Given that the single-story structure is touted as the “finest example of Greek Revival architecture in eastern Missouri,” he said, “people think that we’re being irresponsible.” But “we know what we will have left when we do it this way.” A veteran of the ’93 storms (“I was in Muscatine, Iowa, pumping 2,000 gallons a minutes out of my basement”), he hopes the water will stop short of the home’s living space.

Water already licking at riverside homes
After a five-mile ride to the south on a flat-bottomed jon boat, courtesy of fisherman Dockery, the water could be seen already licking at the first floors of homes in a riverside development called Marmac.  The homes there are built on eight-foot and higher cinder-block walls. This is where the Foremans, who own the inn and restaurant, live.

Dockery, who once had a place here himself, and other locals said they expected the water to reach above the ceilings of these homes. The Coast Guard has halted barge traffic on the river, so at least there is no risk of damage to the buildings from their big wakes, Dockery explained. But debris heading downstream and slamming into homes is a worry.

“It won’t be long before the river is chock full of logs and trees and everything,” he said. “Picnic tables, coolers, life jackets and, once in a while, a body.”

In the scheme of things, this magnitude of flooding is rare here.
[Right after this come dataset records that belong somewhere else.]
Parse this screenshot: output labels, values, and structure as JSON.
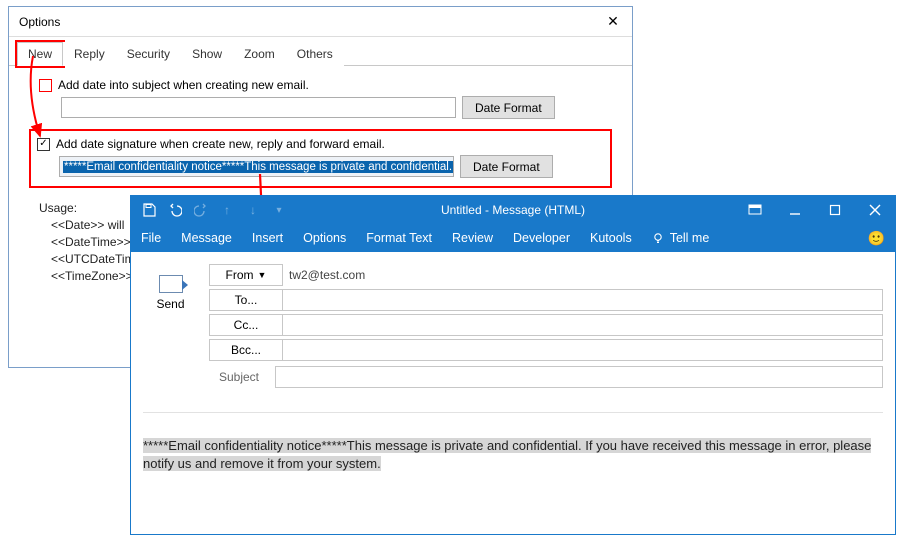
{
  "options": {
    "title": "Options",
    "tabs": [
      "New",
      "Reply",
      "Security",
      "Show",
      "Zoom",
      "Others"
    ],
    "active_tab": "New",
    "check1_label": "Add date into subject when creating new email.",
    "field1_value": "",
    "date_format_btn": "Date Format",
    "check2_label": "Add date signature when create new, reply and forward email.",
    "check2_checked": "✓",
    "sig_value": "*****Email confidentiality notice*****This message is private and confidential. If yo",
    "usage_label": "Usage:",
    "usage_lines": [
      "<<Date>> will",
      "<<DateTime>>",
      "<<UTCDateTim",
      "<<TimeZone>>"
    ]
  },
  "message": {
    "window_title": "Untitled  -  Message (HTML)",
    "ribbon_tabs": [
      "File",
      "Message",
      "Insert",
      "Options",
      "Format Text",
      "Review",
      "Developer",
      "Kutools"
    ],
    "tell_me": "Tell me",
    "from_label": "From",
    "from_value": "tw2@test.com",
    "to_label": "To...",
    "cc_label": "Cc...",
    "bcc_label": "Bcc...",
    "subject_label": "Subject",
    "send_label": "Send",
    "body_text": "*****Email confidentiality notice*****This message is private and confidential. If you have received this message in error, please notify us and remove it from your system."
  }
}
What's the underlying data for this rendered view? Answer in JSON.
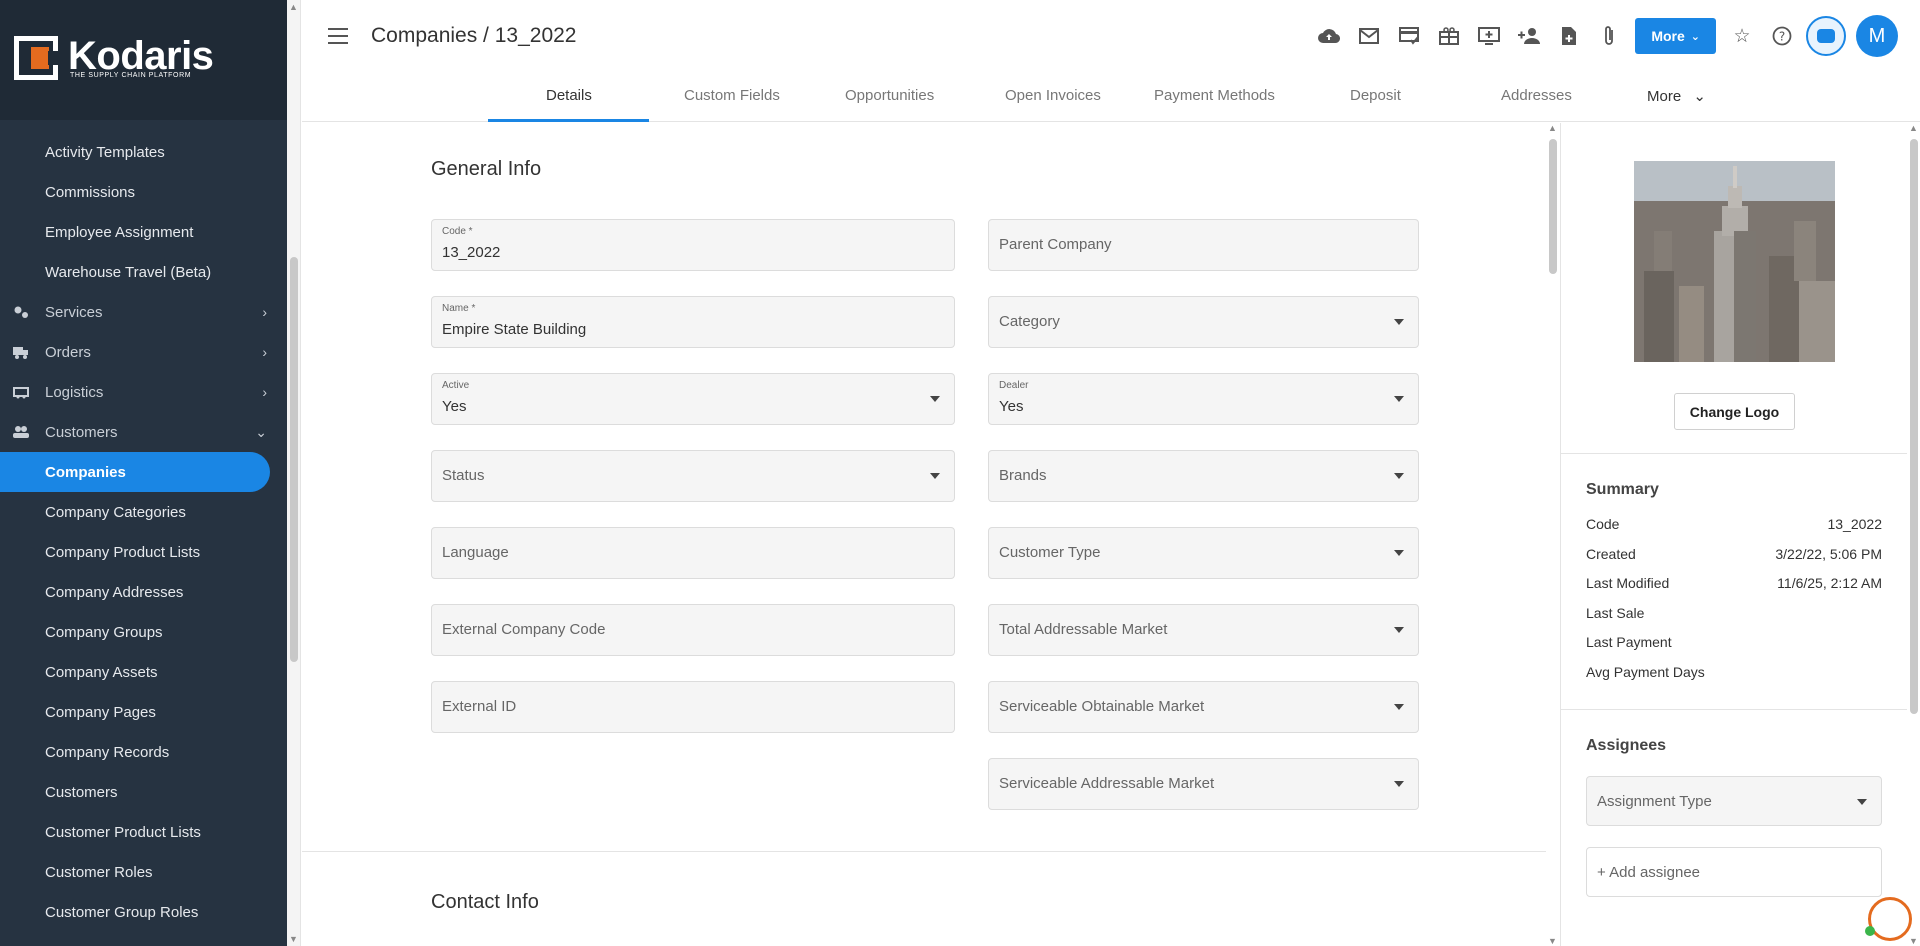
{
  "brand": {
    "name": "Kodaris",
    "tagline": "THE SUPPLY CHAIN PLATFORM",
    "accent": "#1a86e4",
    "logo_orange": "#e46b1f"
  },
  "sidebar": {
    "items": [
      {
        "label": "Activity Templates",
        "type": "child"
      },
      {
        "label": "Commissions",
        "type": "child"
      },
      {
        "label": "Employee Assignment",
        "type": "child"
      },
      {
        "label": "Warehouse Travel (Beta)",
        "type": "child"
      },
      {
        "label": "Services",
        "type": "group",
        "icon": "services-icon",
        "expanded": false
      },
      {
        "label": "Orders",
        "type": "group",
        "icon": "truck-icon",
        "expanded": false
      },
      {
        "label": "Logistics",
        "type": "group",
        "icon": "logistics-icon",
        "expanded": false
      },
      {
        "label": "Customers",
        "type": "group",
        "icon": "people-icon",
        "expanded": true
      },
      {
        "label": "Companies",
        "type": "child",
        "active": true
      },
      {
        "label": "Company Categories",
        "type": "child"
      },
      {
        "label": "Company Product Lists",
        "type": "child"
      },
      {
        "label": "Company Addresses",
        "type": "child"
      },
      {
        "label": "Company Groups",
        "type": "child"
      },
      {
        "label": "Company Assets",
        "type": "child"
      },
      {
        "label": "Company Pages",
        "type": "child"
      },
      {
        "label": "Company Records",
        "type": "child"
      },
      {
        "label": "Customers",
        "type": "child"
      },
      {
        "label": "Customer Product Lists",
        "type": "child"
      },
      {
        "label": "Customer Roles",
        "type": "child"
      },
      {
        "label": "Customer Group Roles",
        "type": "child"
      }
    ]
  },
  "header": {
    "title": "Companies / 13_2022",
    "more_label": "More",
    "avatar_initial": "M",
    "icons": [
      "cloud-upload-icon",
      "mail-icon",
      "payment-icon",
      "gift-icon",
      "add-screen-icon",
      "add-person-icon",
      "add-document-icon",
      "attachment-icon"
    ]
  },
  "tabs": [
    "Details",
    "Custom Fields",
    "Opportunities",
    "Open Invoices",
    "Payment Methods",
    "Deposit",
    "Addresses",
    "More"
  ],
  "form": {
    "general_title": "General Info",
    "contact_title": "Contact Info",
    "code": {
      "label": "Code *",
      "value": "13_2022"
    },
    "name": {
      "label": "Name *",
      "value": "Empire State Building"
    },
    "active": {
      "label": "Active",
      "value": "Yes"
    },
    "status": {
      "placeholder": "Status"
    },
    "language": {
      "placeholder": "Language"
    },
    "external_code": {
      "placeholder": "External Company Code"
    },
    "external_id": {
      "placeholder": "External ID"
    },
    "parent_company": {
      "placeholder": "Parent Company"
    },
    "category": {
      "placeholder": "Category"
    },
    "dealer": {
      "label": "Dealer",
      "value": "Yes"
    },
    "brands": {
      "placeholder": "Brands"
    },
    "customer_type": {
      "placeholder": "Customer Type"
    },
    "tam": {
      "placeholder": "Total Addressable Market"
    },
    "som": {
      "placeholder": "Serviceable Obtainable Market"
    },
    "sam": {
      "placeholder": "Serviceable Addressable Market"
    }
  },
  "right_panel": {
    "change_logo": "Change Logo",
    "summary_title": "Summary",
    "summary": [
      {
        "label": "Code",
        "value": "13_2022"
      },
      {
        "label": "Created",
        "value": "3/22/22, 5:06 PM"
      },
      {
        "label": "Last Modified",
        "value": "11/6/25, 2:12 AM"
      },
      {
        "label": "Last Sale",
        "value": ""
      },
      {
        "label": "Last Payment",
        "value": ""
      },
      {
        "label": "Avg Payment Days",
        "value": ""
      }
    ],
    "assignees_title": "Assignees",
    "assignment_type_placeholder": "Assignment Type",
    "add_assignee": "+ Add assignee"
  }
}
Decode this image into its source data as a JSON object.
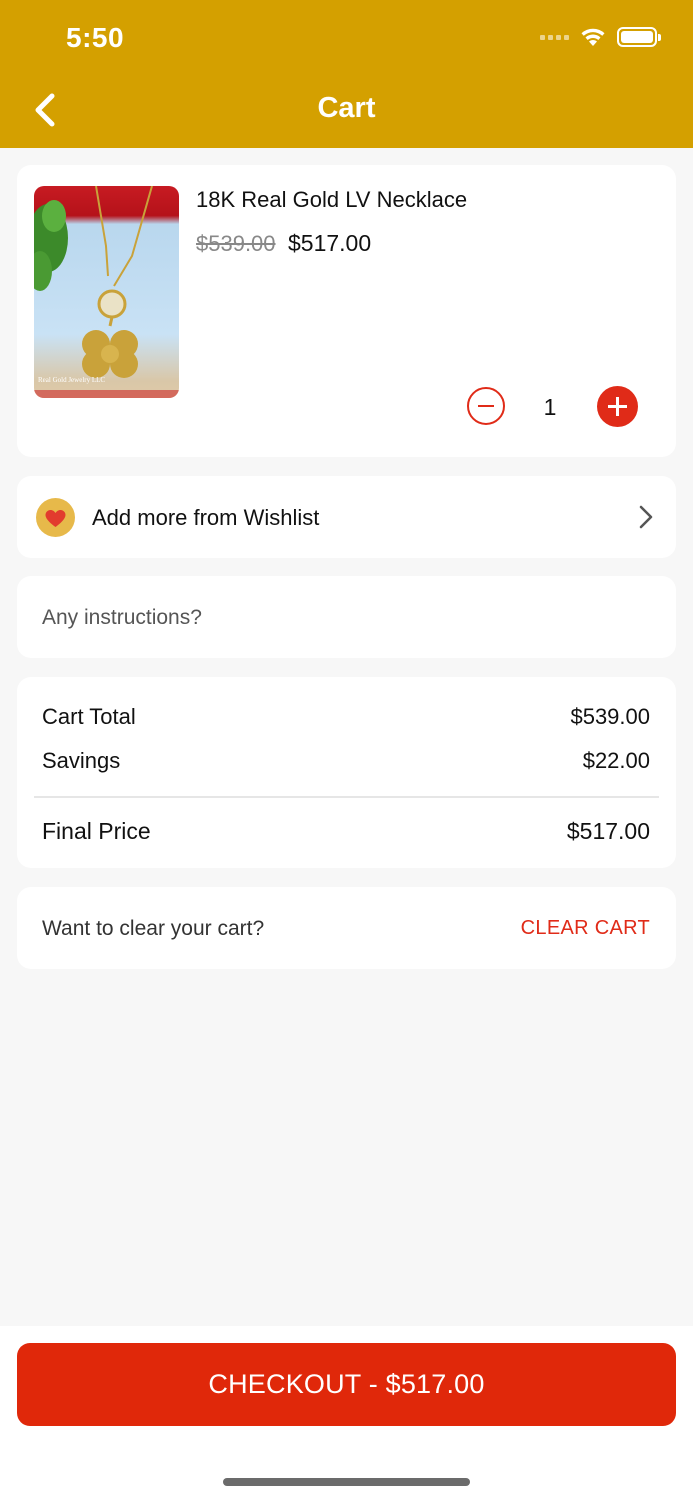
{
  "status_bar": {
    "time": "5:50"
  },
  "header": {
    "title": "Cart"
  },
  "cart_item": {
    "name": "18K Real Gold LV Necklace",
    "original_price": "$539.00",
    "price": "$517.00",
    "quantity": "1",
    "image_watermark": "Real Gold Jewelry LLC"
  },
  "wishlist": {
    "label": "Add more from Wishlist"
  },
  "instructions": {
    "placeholder": "Any instructions?"
  },
  "totals": {
    "cart_total_label": "Cart Total",
    "cart_total_value": "$539.00",
    "savings_label": "Savings",
    "savings_value": "$22.00",
    "final_label": "Final Price",
    "final_value": "$517.00"
  },
  "clear": {
    "prompt": "Want to clear your cart?",
    "button_label": "CLEAR CART"
  },
  "checkout": {
    "label": "CHECKOUT - $517.00"
  },
  "colors": {
    "header": "#d4a000",
    "accent": "#e02b18",
    "checkout": "#e0280a"
  },
  "icons": [
    "back-arrow-icon",
    "wifi-icon",
    "battery-icon",
    "minus-icon",
    "plus-icon",
    "heart-icon",
    "chevron-right-icon"
  ]
}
Locals would like outsiders to know that they mostly have flood insurance and assurances from weather experts that the 1993 flood was something they should expect only once every 200 to 500 years.

“That was a short 200 years,” said Clarksville Alderman Mike Brewer.

With the forecasted crest seeming to rise by the hour, Paul Foreman kicked himself a bit for not removing his furniture from his Marmac place. “I never thought it was going to get this high or I would have taken all that stuff out,” he said. But, “You can’t get a big sofa out by jon boat.”

Back at City Hall on Howard Street, Mayor Smiley was growing concerned about the berm-and-plastic foundations of the sandbag lines. With water bubbling up out of basements on the inside of the floodwalls, “they’re breeching as we speak.”

It would be impossible for the soldiers, inmates, volunteers and residents to do more, she said. “If it fails, it won’t be because there wasn’t a valiant effort.”